South Korea’s privacy regulator has fined Coupang Corp. a record 624.7 bn won, equal to about $409 mn, over a major personal data breach involving nearly 34 mn accounts.
The Personal Information Protection Commission imposed the penalty on Coupang’s South Korean entity. It is the largest fine South Korea has issued for a personal data breach, exceeding the previous record of 134.8 bn won against SK Telecom.
Under South Korean rules, the regulator can impose fines of up to 3% of annual sales. The decision puts new pressure on Coupang Inc., the U.S.-listed owner of South Korea’s largest e-commerce platform.
Kyung Hee Song, chairperson of the regulator, said the incident resulted from weak basic safety controls and negligent management rather than a sophisticated hacking technique.
The company grew rapidly by using large-scale customer data to deliver innovative e-commerce services, but investigation found that its personal information protection and management systems failed to keep pace.
Kyung Hee Song, chairperson of the regulator,
Coupang came under scrutiny after regulators found that a former employee had improperly accessed personal information from nearly 34 mn accounts. That figure equals roughly two-thirds of South Korea’s population.
The improper access reportedly went undetected for months. The scale of the breach triggered public criticism, regulatory investigations, and political tension between South Korea and the United States.
The case also created diplomatic friction because Coupang is incorporated in the United States while operating one of South Korea’s most widely used online retail platforms.
After the breach, Greenoaks Capital Partners, a major investor in Coupang Inc., urged the U.S. government to investigate South Korea in January. The investor alleged discriminatory treatment of the American-listed e-commerce company.
South Korean lawmakers pushed back against what they described as U.S. political pressure over the treatment of Coupang and its executives. The dispute added a cross-border dimension to a cybersecurity case already under heavy domestic scrutiny.
Last month, Coupang warned that revenue growth would slow this year after it issued customer vouchers in response to the breach. Its shares have fallen about 35% since the start of the year.
Coupang said it regretted the regulator’s decision. The company argued that the ruling did not fully reflect its proactive measures to prevent secondary harm after last year’s data leak.
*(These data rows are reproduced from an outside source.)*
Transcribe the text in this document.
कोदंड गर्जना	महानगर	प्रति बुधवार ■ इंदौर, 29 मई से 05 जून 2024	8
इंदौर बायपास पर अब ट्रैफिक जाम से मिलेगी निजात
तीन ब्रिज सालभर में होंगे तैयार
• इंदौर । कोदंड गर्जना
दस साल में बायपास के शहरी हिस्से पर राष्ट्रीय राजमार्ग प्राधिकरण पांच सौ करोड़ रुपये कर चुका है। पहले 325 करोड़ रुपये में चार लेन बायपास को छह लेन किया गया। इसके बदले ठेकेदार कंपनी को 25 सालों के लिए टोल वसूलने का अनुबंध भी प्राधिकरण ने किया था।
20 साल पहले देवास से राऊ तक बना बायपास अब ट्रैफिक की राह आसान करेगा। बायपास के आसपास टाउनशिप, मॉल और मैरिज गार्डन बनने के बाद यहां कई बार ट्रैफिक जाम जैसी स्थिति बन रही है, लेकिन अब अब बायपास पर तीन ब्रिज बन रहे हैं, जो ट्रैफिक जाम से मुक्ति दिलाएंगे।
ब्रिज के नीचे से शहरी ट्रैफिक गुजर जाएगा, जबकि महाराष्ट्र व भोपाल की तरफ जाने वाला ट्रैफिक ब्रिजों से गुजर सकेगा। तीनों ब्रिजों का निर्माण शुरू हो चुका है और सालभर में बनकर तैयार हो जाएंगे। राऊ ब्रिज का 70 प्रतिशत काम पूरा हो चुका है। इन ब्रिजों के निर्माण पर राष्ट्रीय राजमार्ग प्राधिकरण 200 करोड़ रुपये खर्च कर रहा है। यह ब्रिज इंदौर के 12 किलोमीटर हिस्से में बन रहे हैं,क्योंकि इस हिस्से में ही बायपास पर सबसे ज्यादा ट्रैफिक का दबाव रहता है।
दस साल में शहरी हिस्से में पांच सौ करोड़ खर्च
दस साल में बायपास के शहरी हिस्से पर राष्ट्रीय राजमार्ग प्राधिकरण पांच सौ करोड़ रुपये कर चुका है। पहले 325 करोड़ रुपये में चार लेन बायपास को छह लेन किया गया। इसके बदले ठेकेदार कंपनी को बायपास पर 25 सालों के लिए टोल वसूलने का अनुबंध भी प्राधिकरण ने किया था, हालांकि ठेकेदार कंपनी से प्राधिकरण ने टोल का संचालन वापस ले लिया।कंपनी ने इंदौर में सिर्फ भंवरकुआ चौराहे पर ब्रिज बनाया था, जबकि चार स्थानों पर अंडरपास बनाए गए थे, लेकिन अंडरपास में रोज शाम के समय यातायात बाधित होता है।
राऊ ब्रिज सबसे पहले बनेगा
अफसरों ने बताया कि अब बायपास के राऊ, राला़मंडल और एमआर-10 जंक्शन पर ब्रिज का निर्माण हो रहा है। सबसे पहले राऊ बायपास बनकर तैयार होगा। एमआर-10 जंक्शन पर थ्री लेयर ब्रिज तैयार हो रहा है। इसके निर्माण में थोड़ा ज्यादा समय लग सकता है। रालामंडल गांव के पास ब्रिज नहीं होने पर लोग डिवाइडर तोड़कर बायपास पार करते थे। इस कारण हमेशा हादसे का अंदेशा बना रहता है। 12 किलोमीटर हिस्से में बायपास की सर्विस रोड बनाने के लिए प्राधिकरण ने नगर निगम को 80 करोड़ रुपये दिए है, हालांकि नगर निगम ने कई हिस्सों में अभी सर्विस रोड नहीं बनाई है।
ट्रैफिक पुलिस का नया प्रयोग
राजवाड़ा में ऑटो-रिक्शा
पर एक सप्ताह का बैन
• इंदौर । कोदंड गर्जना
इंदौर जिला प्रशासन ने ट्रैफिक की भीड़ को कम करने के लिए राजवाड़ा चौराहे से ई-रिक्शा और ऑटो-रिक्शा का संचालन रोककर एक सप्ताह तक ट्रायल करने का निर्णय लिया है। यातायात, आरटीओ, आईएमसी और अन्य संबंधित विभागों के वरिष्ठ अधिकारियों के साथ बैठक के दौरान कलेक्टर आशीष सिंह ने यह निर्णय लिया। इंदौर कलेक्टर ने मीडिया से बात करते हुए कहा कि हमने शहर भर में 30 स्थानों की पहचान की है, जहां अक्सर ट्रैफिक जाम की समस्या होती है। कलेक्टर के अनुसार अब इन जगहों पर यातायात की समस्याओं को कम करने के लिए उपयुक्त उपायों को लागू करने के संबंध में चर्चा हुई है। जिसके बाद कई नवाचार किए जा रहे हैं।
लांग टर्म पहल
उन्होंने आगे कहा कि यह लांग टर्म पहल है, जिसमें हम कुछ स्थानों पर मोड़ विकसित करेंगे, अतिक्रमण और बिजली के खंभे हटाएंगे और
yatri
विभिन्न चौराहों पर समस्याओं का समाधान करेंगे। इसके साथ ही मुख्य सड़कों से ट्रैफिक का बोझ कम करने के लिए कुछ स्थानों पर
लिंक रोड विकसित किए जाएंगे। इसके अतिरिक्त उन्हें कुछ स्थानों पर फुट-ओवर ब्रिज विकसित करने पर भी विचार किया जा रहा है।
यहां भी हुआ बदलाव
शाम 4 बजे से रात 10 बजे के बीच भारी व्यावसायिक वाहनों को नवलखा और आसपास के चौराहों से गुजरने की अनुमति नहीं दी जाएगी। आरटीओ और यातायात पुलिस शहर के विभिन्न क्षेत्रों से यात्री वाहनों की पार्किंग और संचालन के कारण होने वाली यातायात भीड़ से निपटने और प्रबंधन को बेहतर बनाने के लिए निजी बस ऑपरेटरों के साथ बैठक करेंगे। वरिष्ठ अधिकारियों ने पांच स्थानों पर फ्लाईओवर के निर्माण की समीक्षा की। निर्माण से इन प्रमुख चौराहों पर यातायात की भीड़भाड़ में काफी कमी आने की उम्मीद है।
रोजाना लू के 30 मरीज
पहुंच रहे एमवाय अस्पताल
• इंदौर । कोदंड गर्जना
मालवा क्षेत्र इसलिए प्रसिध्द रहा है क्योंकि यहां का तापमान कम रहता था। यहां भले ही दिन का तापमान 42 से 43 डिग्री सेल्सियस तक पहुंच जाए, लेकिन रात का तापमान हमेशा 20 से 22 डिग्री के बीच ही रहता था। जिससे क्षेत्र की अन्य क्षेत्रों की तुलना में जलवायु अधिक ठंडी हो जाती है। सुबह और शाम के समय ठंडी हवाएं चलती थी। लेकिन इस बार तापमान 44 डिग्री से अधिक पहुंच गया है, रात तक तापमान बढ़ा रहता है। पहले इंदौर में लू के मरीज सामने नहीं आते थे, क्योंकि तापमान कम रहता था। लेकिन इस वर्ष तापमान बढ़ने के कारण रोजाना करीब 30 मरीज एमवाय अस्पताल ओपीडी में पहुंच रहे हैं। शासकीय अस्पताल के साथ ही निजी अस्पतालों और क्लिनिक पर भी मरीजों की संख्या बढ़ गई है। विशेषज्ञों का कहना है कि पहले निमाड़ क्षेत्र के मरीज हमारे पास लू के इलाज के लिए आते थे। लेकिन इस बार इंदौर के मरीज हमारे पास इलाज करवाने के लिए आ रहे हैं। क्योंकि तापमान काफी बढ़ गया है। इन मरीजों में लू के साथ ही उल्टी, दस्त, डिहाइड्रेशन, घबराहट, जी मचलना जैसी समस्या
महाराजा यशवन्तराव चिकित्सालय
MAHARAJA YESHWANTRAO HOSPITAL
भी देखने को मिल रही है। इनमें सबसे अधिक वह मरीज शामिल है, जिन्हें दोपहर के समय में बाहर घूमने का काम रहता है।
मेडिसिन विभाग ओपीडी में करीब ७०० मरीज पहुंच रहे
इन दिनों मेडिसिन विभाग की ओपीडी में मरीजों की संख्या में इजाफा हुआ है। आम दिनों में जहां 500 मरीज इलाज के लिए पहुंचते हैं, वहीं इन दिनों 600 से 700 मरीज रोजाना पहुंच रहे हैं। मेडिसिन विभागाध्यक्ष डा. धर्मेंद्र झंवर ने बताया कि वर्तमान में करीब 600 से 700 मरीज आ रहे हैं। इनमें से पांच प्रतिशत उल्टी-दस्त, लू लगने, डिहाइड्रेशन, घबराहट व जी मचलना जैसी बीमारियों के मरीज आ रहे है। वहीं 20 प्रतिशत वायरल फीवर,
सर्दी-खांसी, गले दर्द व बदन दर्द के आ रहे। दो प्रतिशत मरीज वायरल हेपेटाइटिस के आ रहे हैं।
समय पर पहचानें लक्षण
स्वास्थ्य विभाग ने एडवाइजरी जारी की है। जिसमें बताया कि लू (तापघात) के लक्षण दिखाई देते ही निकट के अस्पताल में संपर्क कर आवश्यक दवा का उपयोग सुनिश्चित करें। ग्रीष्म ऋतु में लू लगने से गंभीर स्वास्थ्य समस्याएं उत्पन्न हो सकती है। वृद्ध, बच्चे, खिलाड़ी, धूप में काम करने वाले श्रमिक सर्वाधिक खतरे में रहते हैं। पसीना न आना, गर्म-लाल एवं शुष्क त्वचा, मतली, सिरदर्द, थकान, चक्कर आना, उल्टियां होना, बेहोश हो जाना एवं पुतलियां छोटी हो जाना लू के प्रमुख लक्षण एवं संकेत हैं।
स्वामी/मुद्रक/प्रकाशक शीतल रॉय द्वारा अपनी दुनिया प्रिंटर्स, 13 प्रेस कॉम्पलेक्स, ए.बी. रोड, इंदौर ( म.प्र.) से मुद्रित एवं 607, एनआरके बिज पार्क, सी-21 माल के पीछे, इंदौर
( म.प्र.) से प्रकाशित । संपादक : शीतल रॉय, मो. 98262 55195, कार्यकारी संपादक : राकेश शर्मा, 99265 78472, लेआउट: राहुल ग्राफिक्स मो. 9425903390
“Once we receive the commission’s formal written decision, we hope the facts will be clearly established through the legal proceedings,” Coupang said in a statement.
Under South Korean law, Coupang still has the option to challenge the ruling in court. The final financial impact could therefore depend on legal proceedings and any later adjustment to the regulator’s decision.
Of the total penalty, regulators imposed 423.6 bn won for leaking personal data. They added 201.1 bn won for non-consensual data collection.
The regulator also fined Coupang Fulfillment Services, the company’s logistics subsidiary, 248 mn won. Authorities said the subsidiary unlawfully collected personal information and used it to place individuals on an employment restriction list.
According to Beinsure analysts, the Coupang case shows how data governance has become a financial and geopolitical risk for large digital platforms. The exposure extends to regulatory penalties, investor pressure, diplomatic disputes, customer compensation, and weaker market confidence after a major cyber incident.
A massive data breach at Coupang that exposed personal information tied to 33xman customers has been traced to a former employee who retained access to internal systems after leaving the company, according to South Korean police.
The Seoul Metropolitan Police Agency disclosed the findings to local media after raiding Coupang’s offices earlier this week as part of an independent investigation.
Authorities say the breach ranks as the most serious cybersecurity incident in the country’s history.
Coupang, South Korea’s largest online retailer, employs about 95,000 people and generates annual revenue exceeding $30 bn.
On Dec., the company confirmed that personal data linked to 33.7 mn customers had been compromised. Exposed information included names, email addresses, physical addresses, and order histories.
The intrusion occurred on June 24, 2025, but Coupang said it did not detect the breach until Nov. 18. An internal probe began the same day. On Dec. 6, the company issued an update claiming the stolen data had not surfaced online. That reassurance did little to slow regulatory interest.